El histórico acuerdo de París compromete a los gobiernos a diversificar sus combustibles más allá de los fósiles, para intentar contener el aumento de la temperatura global. Razón por la que la comunidad científica está preocupada, porque esta nueva orden de Trump es una negación del cambio climático y claramente una nueva línea directiva de esta administración. Y Estados Unidos, junto con China, son los mayores contaminantes del planeta, con el 40% de la responsabilidad de la emisión del mundo. En otoño pasado la ratificación del acuerdo de París por ambos países fue un hito histórico en la lucha climática, que para entonces lideraba Estados Unidos, al que China se había sumado.

Para China asumir el compromiso del acuerdo de París representa un esfuerzo significativo, pues su economía está desarrollada en base al carbón, por lo que cambiar esa dependencia les costará mucho tiempo y dinero. De momento, están trabajando para reducir el 20% del uso de combustibles fósiles para llegar a las emisiones permitidas en 2030. De acuerdo a la Organización Mundial de la Salud, la polución es el mayor riesgo ambiental mundial para la salud y “sigue aumentando a un ritmo alarmante”. La polución en China es tan grave que constituye la principal causa de muertes prematuras por enfermedades cardiovasculares y respiratorias.

El gobierno chino aparentemente no solo está tomando muy en serio sus compromisos con el calentamiento global, sino también un nuevo rol de protagonismo mundial que le permite figurar más en el escenario internacional.

Parece que la irreverencia y particularidad del gobierno de Trump, muy a pesar de sus múltiples afirmaciones contra China, están favoreciendo el crecimiento del protagonismo internacional del dragón rojo, que empezó en la esfera estrictamente económica con la negación de Washington a formar parte del TPP, lo que otorga sutilmente a Pekín su participación; y sigue en el panorama, en el que el Estado socialista parece también estar oportunamente aprovechando el cambio de dirección de Trump para acercarse a Europa.

El comisario europeo para el Clima y la Energía, Miguel Arias Cañete, lamentó a finales de la semana pasada en Beijing la postura de la nueva Administración estadounidense, pero a la vez afirmó que China y la Unión Europea deben mostrar un liderazgo conjunto en materia climática e impulsarán la batalla global contra el cambio climático.

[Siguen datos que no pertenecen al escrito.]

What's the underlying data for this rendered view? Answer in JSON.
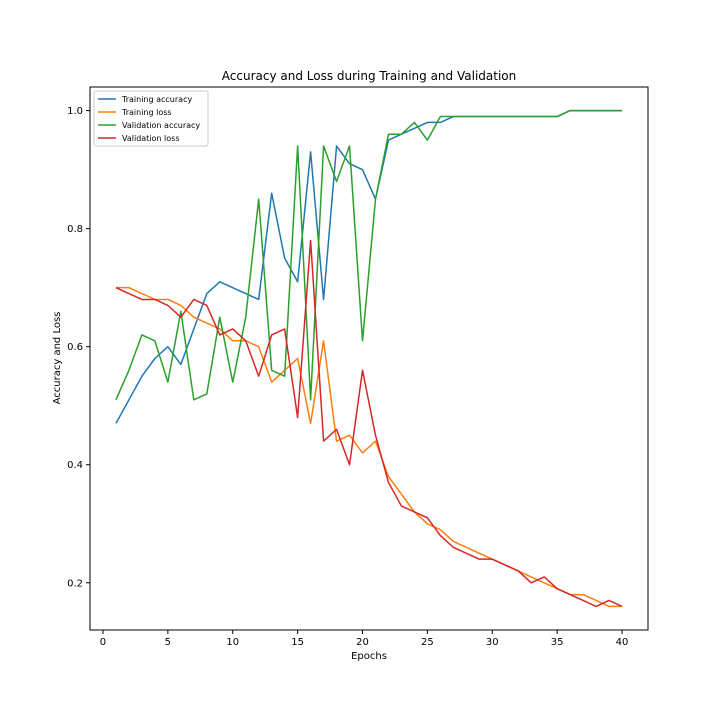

Para Europa es clave contar con China, por un lado, por ser el mayor contaminante del planeta, pero, por otro lado, contar con el apoyo de otra economía grande, y que mejor que la segunda del planeta, para que la agenda de París llegue a materializarse. Sin perder de vista que Europa ve en China un mercado con un potencial inagotable.

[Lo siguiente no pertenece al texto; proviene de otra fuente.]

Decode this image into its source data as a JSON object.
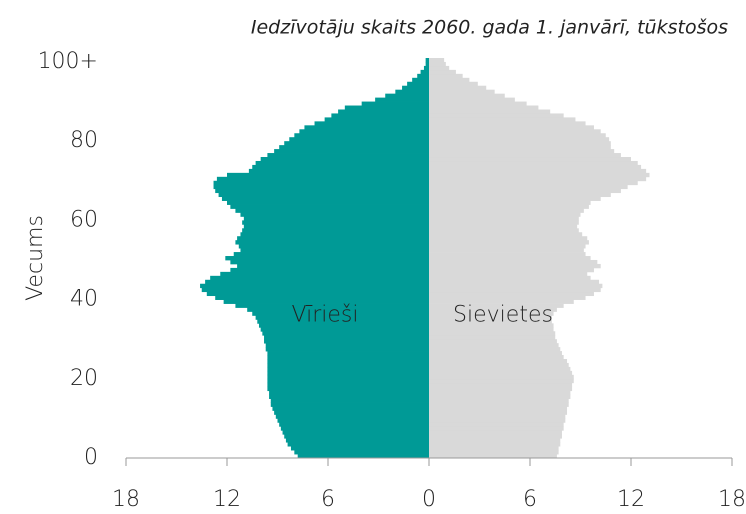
{
  "chart_data": {
    "type": "pyramid",
    "subtitle": "Iedzīvotāju skaits 2060. gada 1. janvārī, tūkstošos",
    "y_label": "Vecums",
    "categories": [
      "0",
      null,
      null,
      null,
      null,
      null,
      null,
      null,
      null,
      null,
      null,
      null,
      null,
      null,
      null,
      null,
      null,
      null,
      null,
      null,
      "20",
      null,
      null,
      null,
      null,
      null,
      null,
      null,
      null,
      null,
      null,
      null,
      null,
      null,
      null,
      null,
      null,
      null,
      null,
      null,
      "40",
      null,
      null,
      null,
      null,
      null,
      null,
      null,
      null,
      null,
      null,
      null,
      null,
      null,
      null,
      null,
      null,
      null,
      null,
      null,
      "60",
      null,
      null,
      null,
      null,
      null,
      null,
      null,
      null,
      null,
      null,
      null,
      null,
      null,
      null,
      null,
      null,
      null,
      null,
      null,
      "80",
      null,
      null,
      null,
      null,
      null,
      null,
      null,
      null,
      null,
      null,
      null,
      null,
      null,
      null,
      null,
      null,
      null,
      null,
      null,
      "100+"
    ],
    "series": [
      {
        "name": "Vīrieši",
        "color": "#009a96",
        "side": "left",
        "values": [
          7.8,
          8.0,
          8.2,
          8.4,
          8.5,
          8.6,
          8.7,
          8.8,
          8.9,
          9.0,
          9.1,
          9.2,
          9.3,
          9.4,
          9.4,
          9.5,
          9.5,
          9.6,
          9.6,
          9.6,
          9.6,
          9.6,
          9.6,
          9.6,
          9.6,
          9.6,
          9.6,
          9.7,
          9.7,
          9.8,
          9.8,
          9.9,
          10.0,
          10.1,
          10.2,
          10.3,
          10.5,
          10.8,
          11.5,
          12.2,
          12.7,
          13.2,
          13.5,
          13.6,
          13.3,
          13.0,
          12.4,
          11.8,
          11.4,
          11.8,
          12.1,
          11.6,
          11.2,
          11.3,
          11.5,
          11.4,
          11.2,
          11.1,
          11.0,
          11.1,
          11.0,
          11.2,
          11.5,
          11.8,
          12.0,
          12.3,
          12.5,
          12.7,
          12.8,
          12.8,
          12.6,
          12.0,
          10.7,
          10.5,
          10.3,
          10.0,
          9.6,
          9.2,
          8.9,
          8.6,
          8.3,
          8.0,
          7.7,
          7.4,
          6.8,
          6.2,
          5.8,
          5.4,
          5.0,
          4.0,
          3.2,
          2.6,
          2.0,
          1.6,
          1.3,
          1.0,
          0.7,
          0.5,
          0.3,
          0.2,
          0.2
        ]
      },
      {
        "name": "Sievietes",
        "color": "#d9d9d9",
        "side": "right",
        "values": [
          7.6,
          7.7,
          7.7,
          7.8,
          7.8,
          7.9,
          7.9,
          8.0,
          8.0,
          8.1,
          8.1,
          8.2,
          8.2,
          8.3,
          8.3,
          8.4,
          8.4,
          8.5,
          8.5,
          8.6,
          8.6,
          8.5,
          8.4,
          8.3,
          8.2,
          8.0,
          7.9,
          7.8,
          7.7,
          7.6,
          7.5,
          7.5,
          7.4,
          7.4,
          7.3,
          7.3,
          7.4,
          7.6,
          8.0,
          8.6,
          9.3,
          9.8,
          10.2,
          10.3,
          10.1,
          9.6,
          9.4,
          9.8,
          10.2,
          10.0,
          9.6,
          9.3,
          9.2,
          9.3,
          9.5,
          9.4,
          9.1,
          8.9,
          8.8,
          8.9,
          8.9,
          9.0,
          9.2,
          9.5,
          9.6,
          10.2,
          10.8,
          11.4,
          11.8,
          12.4,
          12.9,
          13.1,
          12.9,
          12.6,
          12.4,
          12.0,
          11.4,
          11.0,
          10.8,
          10.8,
          10.7,
          10.5,
          10.2,
          9.8,
          9.3,
          8.7,
          8.0,
          7.2,
          6.5,
          5.8,
          5.1,
          4.5,
          3.9,
          3.4,
          2.9,
          2.4,
          2.0,
          1.6,
          1.2,
          1.0,
          0.9
        ]
      }
    ],
    "xlim": [
      -18,
      18
    ],
    "xticks": [
      {
        "value": -18,
        "label": "18"
      },
      {
        "value": -12,
        "label": "12"
      },
      {
        "value": -6,
        "label": "6"
      },
      0,
      6,
      12,
      18
    ]
  }
}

Si algo caracteriza a China es estar atenta a las oportunidades para convertirse en el proveedor bien sea de productos, de mano de obra muy económica, o de ceder espacios a negocios que quieran instalarse en su tierra, con una flexibilidad sin competencia, pues el gobierno, con un solo partido, puede ajustar su legislación para favorecer la entrada de empresas. Todo a cambio de dinero, lo que los ha convertido en el capitalismo más salvaje del planeta.

El mundo parece estar de cabeza. El presidente de Estados Unidos decide seguir un camino no ecológico para favorecer el empleo en la industria del carbón, pero el Washington Post afirmó que los dueños de las plantas de carbón están cambiando al uso del gas natural y otras plantas están cerrando. Según el Departamento de Energía estadounidense, desde el 2006 el uso del carbón ha caído en un 53% y el uso de gas natural ha aumentado un 33%. Sin embargo, el presidente Trump prefiere retroceder en los acuerdos verde y liberar a las industrias de sus obligaciones con el medio ambiente, si con ello podría generar nuevos empleos.

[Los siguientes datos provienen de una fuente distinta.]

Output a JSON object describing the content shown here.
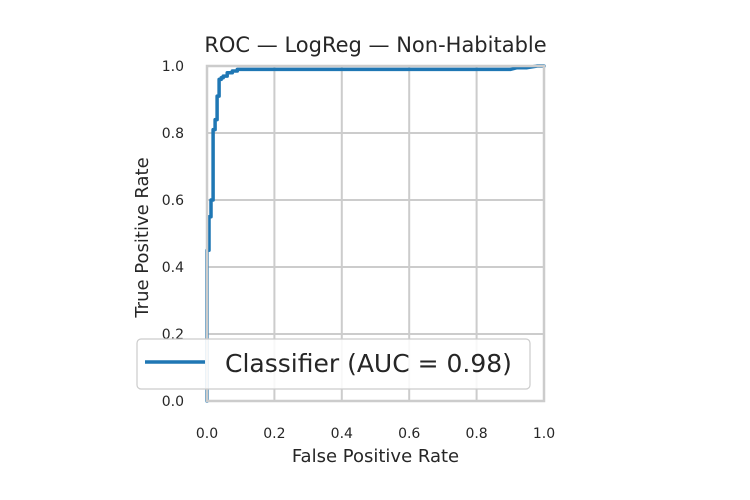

Mientras Estados Unidos se cierra a los tratados económicos multilaterales, los países del Pacífico miran con esperanza a China como una especie de salvavidas al TPP. En cuanto a los acuerdos ambientales, la Unión Europea apuesta por convertir a China en su aliado para sacar adelante el acuerdo de París. Y mientras tanto Xi Jinping aprovecha cada aparición internacional para jugar su carta de salvador de las locuras de Trump y catapultar a China como la nueva primera nación del planeta. ¡A rey muerto, rey puesto!